Travail dominical : le casse-tête du salaire

Les Echos, 09/07/09

Les mêmes contraintes, mais pas les mêmes contreparties : c’est, pour les salariés, tout le paradoxe de la proposition de loi Mallié sur le travail dominical, en cours d’examen à l’Assemblée. Dans sa volonté de mettre fin à « la jungle des dérogations » et de clarifier des situations « absurdes », le gouvernement prend le risque d’instaurer un système à deux vitesses, dont la lisibilité et la justification ont continué hier à être au coeur du débat parlementaire.

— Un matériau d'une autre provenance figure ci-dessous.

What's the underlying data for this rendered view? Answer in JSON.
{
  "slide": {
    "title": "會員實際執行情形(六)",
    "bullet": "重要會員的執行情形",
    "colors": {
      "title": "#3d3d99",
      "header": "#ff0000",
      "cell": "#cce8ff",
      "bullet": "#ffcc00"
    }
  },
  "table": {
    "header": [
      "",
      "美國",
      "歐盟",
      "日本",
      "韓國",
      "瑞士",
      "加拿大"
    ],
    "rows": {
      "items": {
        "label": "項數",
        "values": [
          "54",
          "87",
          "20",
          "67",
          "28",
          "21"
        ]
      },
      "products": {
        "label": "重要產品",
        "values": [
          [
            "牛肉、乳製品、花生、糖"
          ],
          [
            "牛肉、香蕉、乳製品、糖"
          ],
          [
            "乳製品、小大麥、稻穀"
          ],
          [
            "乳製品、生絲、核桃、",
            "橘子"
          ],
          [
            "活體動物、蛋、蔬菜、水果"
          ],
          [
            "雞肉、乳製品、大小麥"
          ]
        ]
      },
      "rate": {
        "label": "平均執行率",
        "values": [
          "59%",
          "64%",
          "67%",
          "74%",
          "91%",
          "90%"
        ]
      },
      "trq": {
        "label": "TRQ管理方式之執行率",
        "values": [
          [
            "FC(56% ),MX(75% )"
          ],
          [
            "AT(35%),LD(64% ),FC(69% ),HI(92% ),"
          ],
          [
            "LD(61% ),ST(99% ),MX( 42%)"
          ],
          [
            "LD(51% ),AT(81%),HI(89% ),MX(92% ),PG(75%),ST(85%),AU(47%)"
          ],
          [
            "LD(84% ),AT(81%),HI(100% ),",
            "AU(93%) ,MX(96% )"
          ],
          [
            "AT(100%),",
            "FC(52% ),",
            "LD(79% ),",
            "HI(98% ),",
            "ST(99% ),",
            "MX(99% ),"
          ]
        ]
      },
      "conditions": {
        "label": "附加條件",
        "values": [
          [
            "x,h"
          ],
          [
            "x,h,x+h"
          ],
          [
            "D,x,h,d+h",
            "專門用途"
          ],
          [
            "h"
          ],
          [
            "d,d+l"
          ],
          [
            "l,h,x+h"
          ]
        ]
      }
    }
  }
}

Le texte institue en effet une nette inégalité entre salariés, selon leur lieu de travail. Pour ceux des« Périmètres urbains de consommation exceptionnelle » (Puce), le travail dominical sera basé sur le volontariat et entraînera obli ga toire- ment des revalorisations salariales, par accord ou par référendum interne. A l’opposé, ceux des zones touristiques ne pourront pas refuser le travail et rien n’obligera à les payer plus.

Une équation complexe

Cette inégalité pourrait braquer l’opinion, comme l’ont bien compris les syndicats et l’opposition, qui en font un de leurs principaux angles d’attaque. L’équation est complexe, puisque l’exécutif refuse d’imposer des revalorisations salariales dans les zones touristiques : il estime que le travail dominical y est « structurel » et ne veut pas pénaliser une activité que le texte vise au contraire à développer.

« Il y a aujourd’hui 180 métiers avec des dérogations de droit et 3,5 millions de salariés qui travaillent le dimanche à des conditions définies avec leur employeur. On ne peut pas venir tout remettre en cause avec des obligations. Si on demande par exemple aux loueurs de skis de doubler les salaires le dimanche, beaucoup vont mettre la clef sous la porte », explique Richard Mallié (UMP). « Ceux qui travaillent déjà ont des conventions de toute nature qui ne leur permettent peut-être pas d’être payés double, mais d’avoir des récupérations, des systèmes qui protègent leurs droits », fait aussi valoir Xavier Darcos, ministre du Travail, qui fait notamment allusion au travail saisonnier.

Des accords internes

La question reste toutefois entière pour les salariés des commerces en zones touristiques qui n’avaient pas le droit d’ouvrir le dimanche et pourront désormais le faire. Le ministère du Travail mise sur les grandes enseignes pour bâtir « naturellement » des accords internes sous la pression de leurs syndicats. « Beaucoup payent déjà double quand elles ouvrent les cinq dimanches fixés par le maire », fait-il remarquer. Certes, mais rien n’indique, comme le soulignent les syndicats, que les petits commerces, nombreux dans les zones touristiques et aux moyens plus limités, auront la même approche.

Dans ce contexte, la piste d’une solution intermédiaire tient la corde. Mardi, avec l’approbation de la commission des Affaires sociales de l’Assemblée, le Nouveau Centre a déposé des amendements rendant obligatoire l’ouverture – mais pas la conclusion, contrairement à la règle dans les Puce – de négociations sur les contreparties dans les zones et communes touristiques, comme cela s’est déjà fait (lire ci-dessous). L’idée, qui fait désormais peu ou prou consensus au sein de la majorité, serait de lancer le mouvement sans rien imposer pour autant.